Furthermore, one could challenge the general necessity of Dutch national cinema programs at festivals. Considering that the cinemas in the country rarely show Dutch works in their everyday programming and the general movie consumption is coined by European and (for the most part) American films, where is the ‘critical capital’ Czach is talking about to be found in this example?[4] Furthermore, what is a Dutch production that is financed by money from transnational companies, as it is common practice for most contemporary productions? I believe, that, as she already suggests, the success of these programs is to be found in their assimilation, their inclusion in international selections, as therefore they are constructing a more representative framework.[5]
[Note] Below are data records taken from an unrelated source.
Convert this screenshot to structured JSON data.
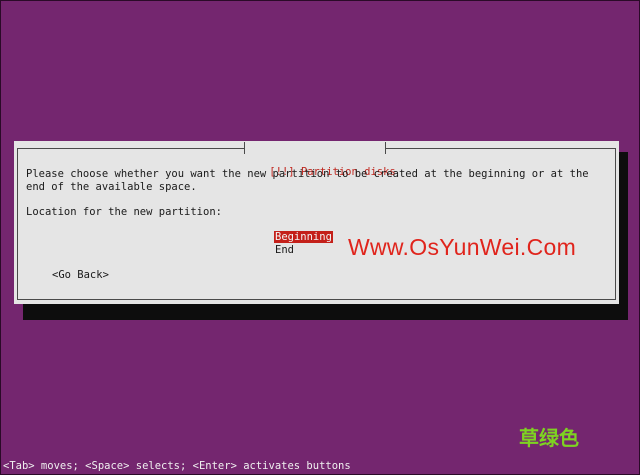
{
  "dialog": {
    "title": "[!!] Partition disks",
    "prompt_line1": "Please choose whether you want the new partition to be created at the beginning or at the",
    "prompt_line2": "end of the available space.",
    "location_label": "Location for the new partition:",
    "options": [
      {
        "label": "Beginning",
        "selected": true
      },
      {
        "label": "End",
        "selected": false
      }
    ],
    "go_back_label": "<Go Back>"
  },
  "watermark": {
    "site": "Www.OsYunWei.Com",
    "cn_text": "草绿色"
  },
  "status_bar": {
    "text": "<Tab> moves; <Space> selects; <Enter> activates buttons"
  },
  "colors": {
    "background": "#74266f",
    "dialog_bg": "#e5e5e5",
    "title_text": "#c0271f",
    "selected_bg": "#c4201a",
    "watermark_red": "#e0241c",
    "watermark_green": "#7ed321"
  }
}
The situation in Austria is a slightly different one but still allows for comparison. While the Diagonale also embraces the fact that many ‘Austrian’ films are produced with foreign money, the geographic (and also institutional) backgrounds do play a role as selection criteria. In their mission, they state to strive towards a representative selection through selection of a few examples.[6] Hence, we see a program that displays diverse works (narrative, experimental, documentary, media art, expanded cinema) through a very narrow selection. It seems that an encompassing representation through a fraction is a paradox. This means that the films are not only a reflection of a certain quality, but at the same time possess the notion of standing for something bigger, ascribing them essentially a political character. I think this becomes complicated when for example considering (or not considering, as for the Diagonale and most other indigenous film festivals) amateur films as substantial players for the creation of national cinemas. For this film form, quality (as defined in relation to film language) does not work as a suitable tool for measurement. Auteur cinema is the opposite of amateur cinema. The latter have, in most cases, their initial function as personal memory rather than ‘film’ and create their statements rather quantitatively, through their sheer mass.
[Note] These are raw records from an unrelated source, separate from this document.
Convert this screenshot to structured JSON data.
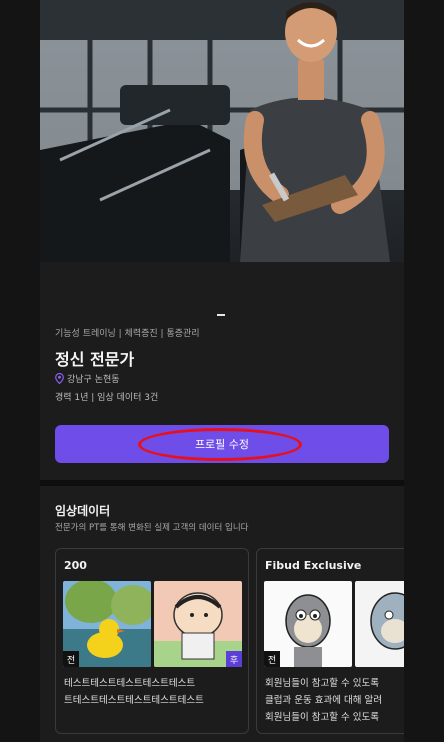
{
  "profile": {
    "tags": "기능성 트레이닝 | 체력증진 | 통증관리",
    "name": "정신 전문가",
    "location": "강남구 논현동",
    "career": "경력 1년 | 임상 데이터 3건",
    "edit_label": "프로필 수정"
  },
  "clinical": {
    "title": "임상데이터",
    "subtitle": "전문가의 PT를 통해 변화된 실제 고객의 데이터 입니다",
    "cards": [
      {
        "title": "200",
        "before_badge": "전",
        "after_badge": "후",
        "text_line1": "테스트테스트테스트테스트테스트",
        "text_line2": "트테스트테스트테스트테스트테스트"
      },
      {
        "title": "Fibud Exclusive",
        "before_badge": "전",
        "text_line1": "회원님들이 참고할 수 있도록",
        "text_line2": "클럽과 운동 효과에 대해 알려",
        "text_line3": "회원님들이 참고할 수 있도록"
      }
    ]
  },
  "colors": {
    "accent": "#6e4de8",
    "background": "#1c1c1c",
    "annotation": "#e8101a"
  }
}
In both, the IFFR and the Viennale, we see national cinema embodied in an international perspective. While the Viennale has a program section entirely devoted to Austrian filmmaking, the IFFR does not and curates Dutch films and international films in direct contrast to each other.  Likewise, some Viennale awards (which does not have a main prize) are only awarded to Austrian films whereas the IFFR does not have an award reserved exclusively for Dutch films.
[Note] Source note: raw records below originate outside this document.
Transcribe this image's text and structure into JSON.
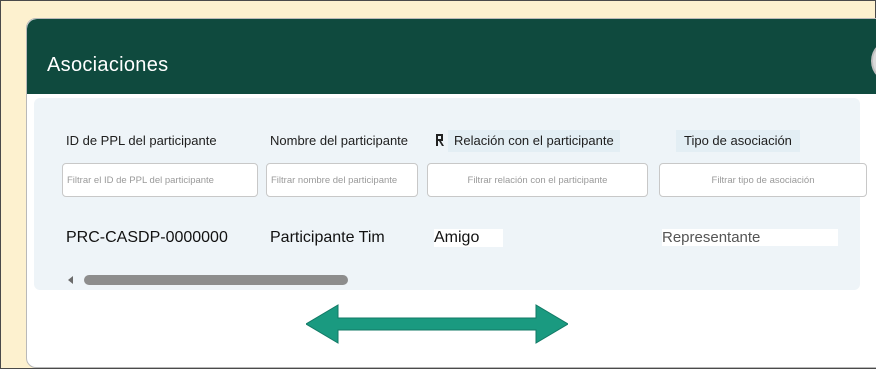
{
  "card": {
    "title": "Asociaciones"
  },
  "table": {
    "columns": [
      {
        "label": "ID de PPL del participante",
        "filter_placeholder": "Filtrar el ID de PPL del participante"
      },
      {
        "label": "Nombre del participante",
        "filter_placeholder": "Filtrar nombre del participante"
      },
      {
        "label": "Relación con el participante",
        "filter_placeholder": "Filtrar relación con el participante"
      },
      {
        "label": "Tipo de asociación",
        "filter_placeholder": "Filtrar tipo de asociación"
      }
    ],
    "rows": [
      {
        "ppl_id": "PRC-CASDP-0000000",
        "name": "Participante Tim",
        "relation": "Amigo",
        "type": "Representante"
      }
    ]
  },
  "colors": {
    "header_bg": "#0f4a3e",
    "arrow": "#1a9a80",
    "page_bg": "#fdf1cf"
  },
  "icons": [
    "sort-icon",
    "scroll-left-icon",
    "horizontal-arrow-icon"
  ]
}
In the (declared) age of postnationalism, what is the path national film festivals should choose? Does this development call for an even tighter affirmation of the existence of national cinema canons or should they be found in a full assimilation in a globalized film world? It is clear that film festivals do possess a political power, one that should not be underestimated.  In that regard, they have to manage an area of conflict of a globalized economic market and national cultural agendas, imposed by government states. With quality as a tools of measurement abolished, this discussion requires the uttermost ethical care from the side of the curator.

Czach, Liz. “Film Festivals, Programming, and the Building of a National Cinema.” The Moving Image 4:1 (2004): p. 80.
[2] Missie & Visie. (n.d.). Retrieved April 25, 2016, from, author’s translation.
[3] Opdam, C. (2016, March 4). Close-Up. Lecture presented at This is Film! Film Heritage in Practice at University of Amsterdam.
[4] Czach, p. 83.
[5] Czach, p. 83.
[6] Mission Statement. (n.d.). Retrieved April 25, 2016, from, author’s translation.